This case was before the court at the January, 1910, term, and will be found reported at 160 Mich. 540 (125 N. W. 396, 27 L. R. A. [N. S.] 992). Upon the second trial, counsel for plaintiff made an opening statement of the facts which he proposed to prove. Comparing that statement with the record and opinion upon the former trial, it appears that the only additional *74fact which plaintiff proposed to prove was that the path upon which she was injured could be seen from the foot of Conner street. We think that this fact could be plainly inferred from the testimony given upon the former trial; but, even if it could not, we fail to see how proof of that fact would strengthen plaintiff’s position or change the principles of law applicable to the case. At the close of plaintiff’s opening statement, defendant’s counsel made a motion for a directed verdict, which was granted. Error is assigned upon this action of the court below. Counsel for plaintiff in his brief has reargued the case upon the facts as presented at the first trial, and urges that upon those facts this court reached an erroneous conclusion.

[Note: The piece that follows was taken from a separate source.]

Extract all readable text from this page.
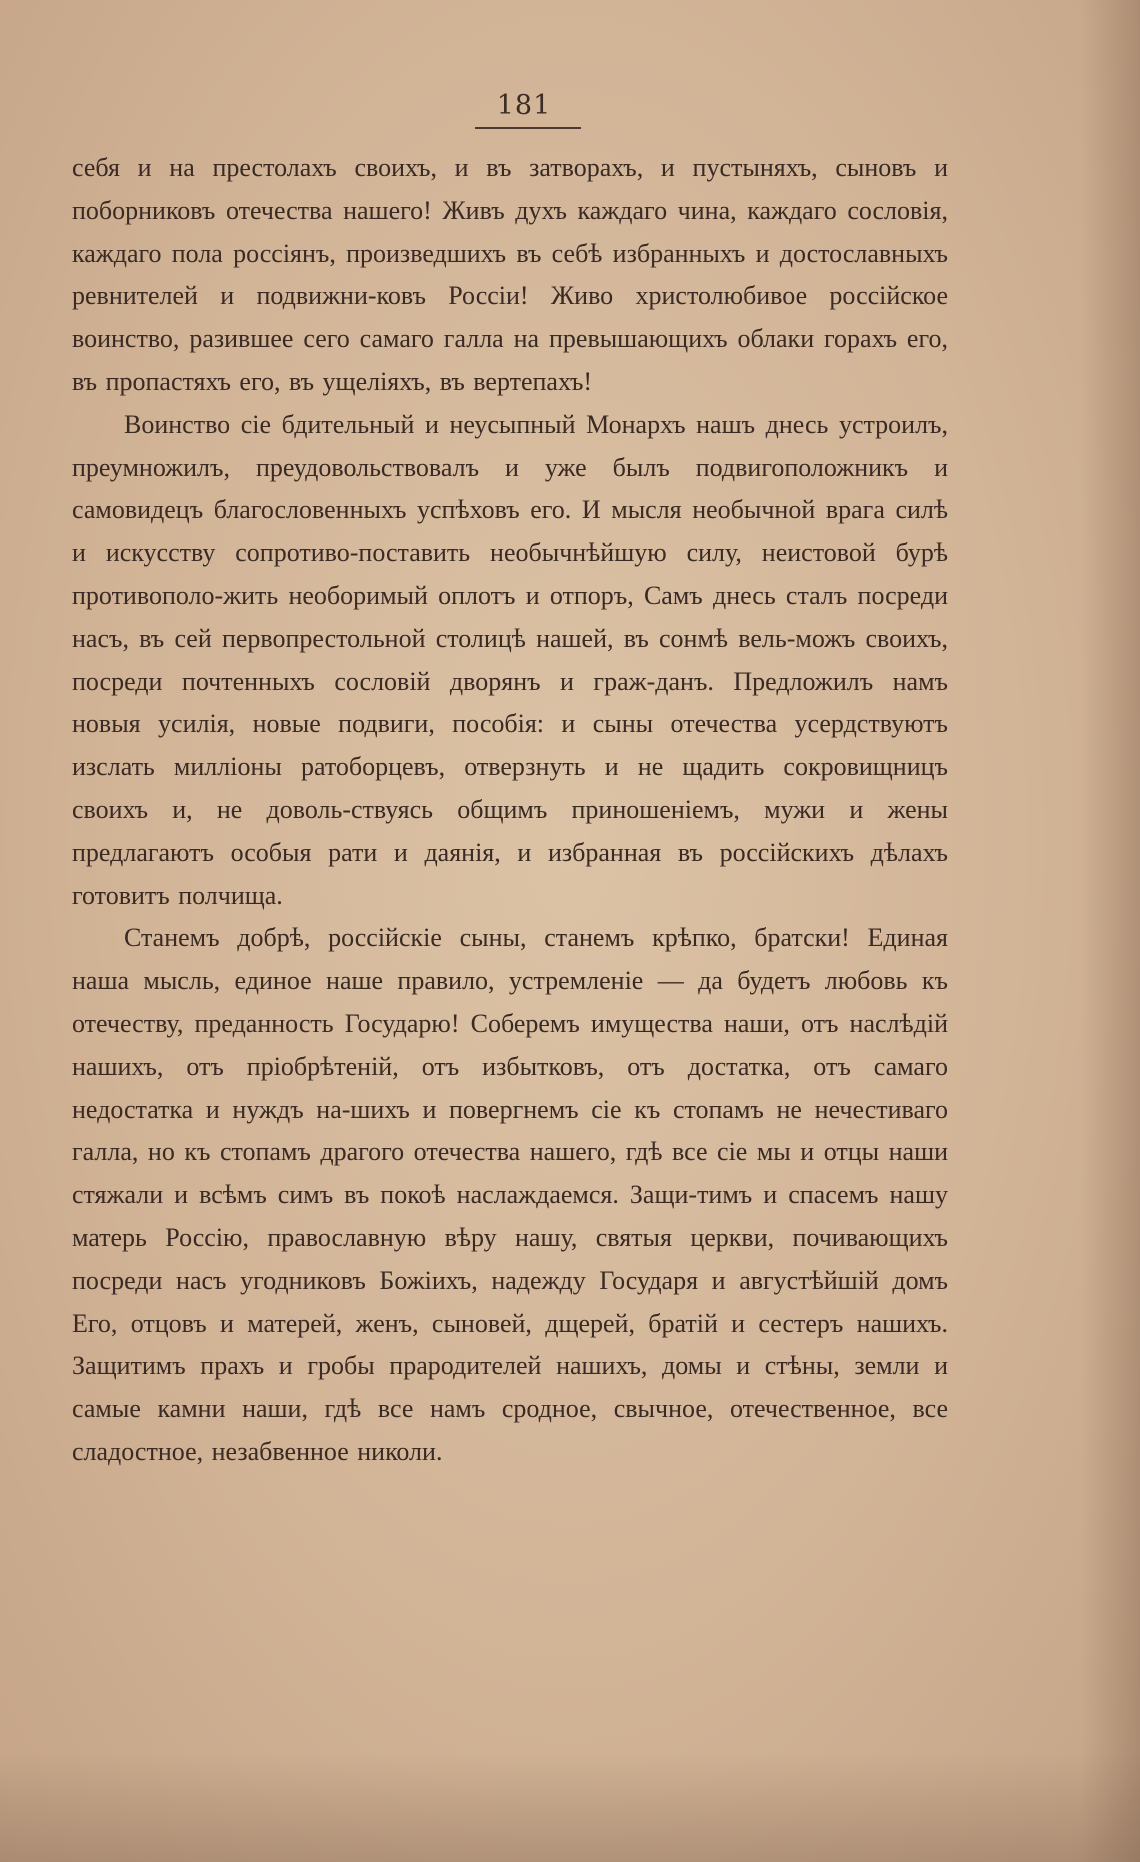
181

себя и на престолахъ своихъ, и въ затворахъ, и пустыняхъ, сыновъ и поборниковъ отечества нашего! Живъ духъ каждаго чина, каждаго сословія, каждаго пола россіянъ, произведшихъ въ себѣ избранныхъ и достославныхъ ревнителей и подвижни-ковъ Россіи! Живо христолюбивое россійское воинство, разившее сего самаго галла на превышающихъ облаки горахъ его, въ пропастяхъ его, въ ущеліяхъ, въ вертепахъ!

Воинство сіе бдительный и неусыпный Монархъ нашъ днесь устроилъ, преумножилъ, преудовольствовалъ и уже былъ подвигоположникъ и самовидецъ благословенныхъ успѣховъ его. И мысля необычной врага силѣ и искусству сопротиво-поставить необычнѣйшую силу, неистовой бурѣ противополо-жить необоримый оплотъ и отпоръ, Самъ днесь сталъ посреди насъ, въ сей первопрестольной столицѣ нашей, въ сонмѣ вель-можъ своихъ, посреди почтенныхъ сословій дворянъ и граж-данъ. Предложилъ намъ новыя усилія, новые подвиги, пособія: и сыны отечества усердствуютъ изслать милліоны ратоборцевъ, отверзнуть и не щадить сокровищницъ своихъ и, не доволь-ствуясь общимъ приношеніемъ, мужи и жены предлагаютъ особыя рати и даянія, и избранная въ россійскихъ дѣлахъ готовитъ полчища.

Станемъ добрѣ, россійскіе сыны, станемъ крѣпко, братски! Единая наша мысль, единое наше правило, устремленіе — да будетъ любовь къ отечеству, преданность Государю! Соберемъ имущества наши, отъ наслѣдій нашихъ, отъ пріобрѣтеній, отъ избытковъ, отъ достатка, отъ самаго недостатка и нуждъ на-шихъ и повергнемъ сіе къ стопамъ не нечестиваго галла, но къ стопамъ драгого отечества нашего, гдѣ все сіе мы и отцы наши стяжали и всѣмъ симъ въ покоѣ наслаждаемся. Защи-тимъ и спасемъ нашу матерь Россію, православную вѣру нашу, святыя церкви, почивающихъ посреди насъ угодниковъ Божіихъ, надежду Государя и августѣйшій домъ Его, отцовъ и матерей, женъ, сыновей, дщерей, братій и сестеръ нашихъ. Защитимъ прахъ и гробы прародителей нашихъ, домы и стѣны, земли и самые камни наши, гдѣ все намъ сродное, свычное, отечественное, все сладостное, незабвенное николи.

This argument is predicated upon the same decisions cited upon the former hearing in this court. Those decisions were analyzed and distinguished in the opinion then handed down. If plaintiff believed that there was either manifest misapprehension of fact or misapplication of law, it was her duty seasonably to move for a rehearing.
The court was clearly right in directing a verdict in accordance with the principles announced in our former opinion.
The judgment is affirmed.
Hooker, Moore, McAlvay, and Blair, JJ., concurred.